Your friend is entirely to blame.

littlemisssarcastic · 27/02/2014 16:43

It can be much more expensive for a man to move in with a single mum who has 3 or 4 DC than it would be for him to remain single.
For example, in the case of a single mum with 3 DC who doesn't work, she is probably in receipt of full housing benefit (£100 per week),council tax support (£25 per week), income support (£71.70 per week) and child tax credit (£60 per week per child).
This alone amounts to £376.70 per week, which if new partner were to earn enough, would all be stopped.

It is a lot to ask a new partner.

HappyMummyOfOne · 27/02/2014 16:52

Given she claimed from the start when all was rosy, i doubt she will convince them he forced her to do it.

The children will suffer for their mothers actions if she does get the punishment of prison for fraud. She is an adult and can make her own choices and put her own needs over theirs. She didnt have to stay with him or keep taking him back.

If she was worried about paying the bills she could have worked, jobs may be more thin on the ground but theres little chance not one was available in four years. Plus presumably the father/fathers of the children were paying maintainence.
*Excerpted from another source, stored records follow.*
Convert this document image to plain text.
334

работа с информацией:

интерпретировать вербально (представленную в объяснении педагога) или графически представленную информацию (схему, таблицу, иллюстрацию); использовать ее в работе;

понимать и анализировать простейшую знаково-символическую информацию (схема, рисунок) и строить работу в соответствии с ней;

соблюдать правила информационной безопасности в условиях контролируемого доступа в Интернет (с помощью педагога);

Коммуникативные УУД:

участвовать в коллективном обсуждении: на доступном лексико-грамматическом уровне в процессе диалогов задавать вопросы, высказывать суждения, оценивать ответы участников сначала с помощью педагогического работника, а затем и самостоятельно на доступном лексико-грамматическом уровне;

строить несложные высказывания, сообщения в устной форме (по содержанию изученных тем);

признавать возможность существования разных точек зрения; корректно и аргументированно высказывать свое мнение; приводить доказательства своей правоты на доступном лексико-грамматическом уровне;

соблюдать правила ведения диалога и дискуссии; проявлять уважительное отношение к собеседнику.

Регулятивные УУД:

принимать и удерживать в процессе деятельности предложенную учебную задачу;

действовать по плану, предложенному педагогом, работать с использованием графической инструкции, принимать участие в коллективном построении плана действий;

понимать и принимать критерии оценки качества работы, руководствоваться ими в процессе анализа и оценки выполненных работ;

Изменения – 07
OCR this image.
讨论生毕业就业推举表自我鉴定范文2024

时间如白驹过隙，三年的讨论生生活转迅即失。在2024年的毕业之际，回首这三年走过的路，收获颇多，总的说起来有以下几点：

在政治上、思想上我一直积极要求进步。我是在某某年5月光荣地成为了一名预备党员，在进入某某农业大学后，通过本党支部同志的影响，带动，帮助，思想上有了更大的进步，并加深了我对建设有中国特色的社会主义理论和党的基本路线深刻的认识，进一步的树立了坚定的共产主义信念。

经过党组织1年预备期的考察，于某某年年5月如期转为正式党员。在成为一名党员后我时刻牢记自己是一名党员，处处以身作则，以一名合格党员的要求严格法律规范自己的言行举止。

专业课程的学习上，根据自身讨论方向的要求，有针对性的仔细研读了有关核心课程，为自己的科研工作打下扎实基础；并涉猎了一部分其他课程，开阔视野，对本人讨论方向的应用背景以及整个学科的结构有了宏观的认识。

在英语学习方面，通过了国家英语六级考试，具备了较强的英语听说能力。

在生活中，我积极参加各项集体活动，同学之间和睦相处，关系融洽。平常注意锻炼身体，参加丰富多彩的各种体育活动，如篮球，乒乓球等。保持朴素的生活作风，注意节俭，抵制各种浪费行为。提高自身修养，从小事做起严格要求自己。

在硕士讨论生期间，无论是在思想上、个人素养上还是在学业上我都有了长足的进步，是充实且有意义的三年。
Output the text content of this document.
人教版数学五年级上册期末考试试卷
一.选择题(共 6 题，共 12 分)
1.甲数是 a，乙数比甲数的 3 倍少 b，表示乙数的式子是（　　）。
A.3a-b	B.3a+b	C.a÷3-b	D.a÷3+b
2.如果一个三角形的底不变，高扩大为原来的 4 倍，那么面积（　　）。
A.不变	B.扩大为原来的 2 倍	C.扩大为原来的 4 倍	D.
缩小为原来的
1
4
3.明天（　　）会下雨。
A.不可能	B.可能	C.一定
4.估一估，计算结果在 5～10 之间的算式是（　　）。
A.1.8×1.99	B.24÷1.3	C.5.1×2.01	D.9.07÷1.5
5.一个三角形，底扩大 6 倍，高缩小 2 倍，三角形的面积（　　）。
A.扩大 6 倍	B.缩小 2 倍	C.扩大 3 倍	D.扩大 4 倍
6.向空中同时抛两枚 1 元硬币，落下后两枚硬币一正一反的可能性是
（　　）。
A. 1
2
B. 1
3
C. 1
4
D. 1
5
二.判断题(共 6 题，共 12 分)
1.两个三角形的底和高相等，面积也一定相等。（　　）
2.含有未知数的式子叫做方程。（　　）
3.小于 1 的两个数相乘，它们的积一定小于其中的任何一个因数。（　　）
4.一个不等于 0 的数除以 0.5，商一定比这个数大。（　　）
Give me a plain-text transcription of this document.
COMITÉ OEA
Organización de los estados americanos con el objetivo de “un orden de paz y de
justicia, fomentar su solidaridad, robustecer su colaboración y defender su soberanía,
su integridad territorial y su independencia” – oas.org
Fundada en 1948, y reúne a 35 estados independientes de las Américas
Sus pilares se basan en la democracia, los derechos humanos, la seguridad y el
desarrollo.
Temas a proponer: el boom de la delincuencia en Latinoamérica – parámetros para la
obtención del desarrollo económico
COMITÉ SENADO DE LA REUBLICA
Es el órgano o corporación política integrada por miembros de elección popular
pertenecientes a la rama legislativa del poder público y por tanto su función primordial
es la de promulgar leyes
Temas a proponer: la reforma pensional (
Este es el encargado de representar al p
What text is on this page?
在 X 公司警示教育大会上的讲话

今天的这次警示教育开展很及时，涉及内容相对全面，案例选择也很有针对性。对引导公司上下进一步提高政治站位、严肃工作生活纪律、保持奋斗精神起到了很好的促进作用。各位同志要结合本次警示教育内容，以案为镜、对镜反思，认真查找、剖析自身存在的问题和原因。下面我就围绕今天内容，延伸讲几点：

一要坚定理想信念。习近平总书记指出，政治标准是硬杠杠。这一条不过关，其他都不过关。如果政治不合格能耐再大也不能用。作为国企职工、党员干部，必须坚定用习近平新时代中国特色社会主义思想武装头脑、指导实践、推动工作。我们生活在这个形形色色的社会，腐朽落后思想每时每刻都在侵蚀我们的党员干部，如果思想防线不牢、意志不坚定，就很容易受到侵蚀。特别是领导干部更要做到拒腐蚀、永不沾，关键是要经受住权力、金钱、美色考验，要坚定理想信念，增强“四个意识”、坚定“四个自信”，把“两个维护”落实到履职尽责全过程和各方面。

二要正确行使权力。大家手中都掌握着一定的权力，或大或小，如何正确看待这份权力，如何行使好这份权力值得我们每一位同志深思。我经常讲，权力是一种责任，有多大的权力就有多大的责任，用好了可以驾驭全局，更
Benefit fraud is theft, so many often make excuses for it but its still stealing and a crime. The penalities are well known and very lenient really.

TetrisBlock · 27/02/2014 16:55

Moving a working partner in when someone is claiming benefits makes them so vulnerable. The partner claiming benefits is under legal obligation to give them up but the resident partner is under no legal obligation to financially support them.

When I fell pregnant unexpectedly after six months or so and moved into my partner's house I obviously went on maternity leave and had a vastly reduced income. He earned a lot more than me so I wasn't entitled to any help and we didn't have joint accounts. I had to ask him to put money in my account to cover bills several times and it was pretty grim

He is now DH and money is joint etc after I spelt out to him how awful it made me feel but he wasn't under any obligation to do that. Of course, I could have left if he refused to but in an abusive relationship it isn't always that easy. There doesn't seem to be any protection and I imagine it is even worse if the partner you are moving in with isn't the parent of your children.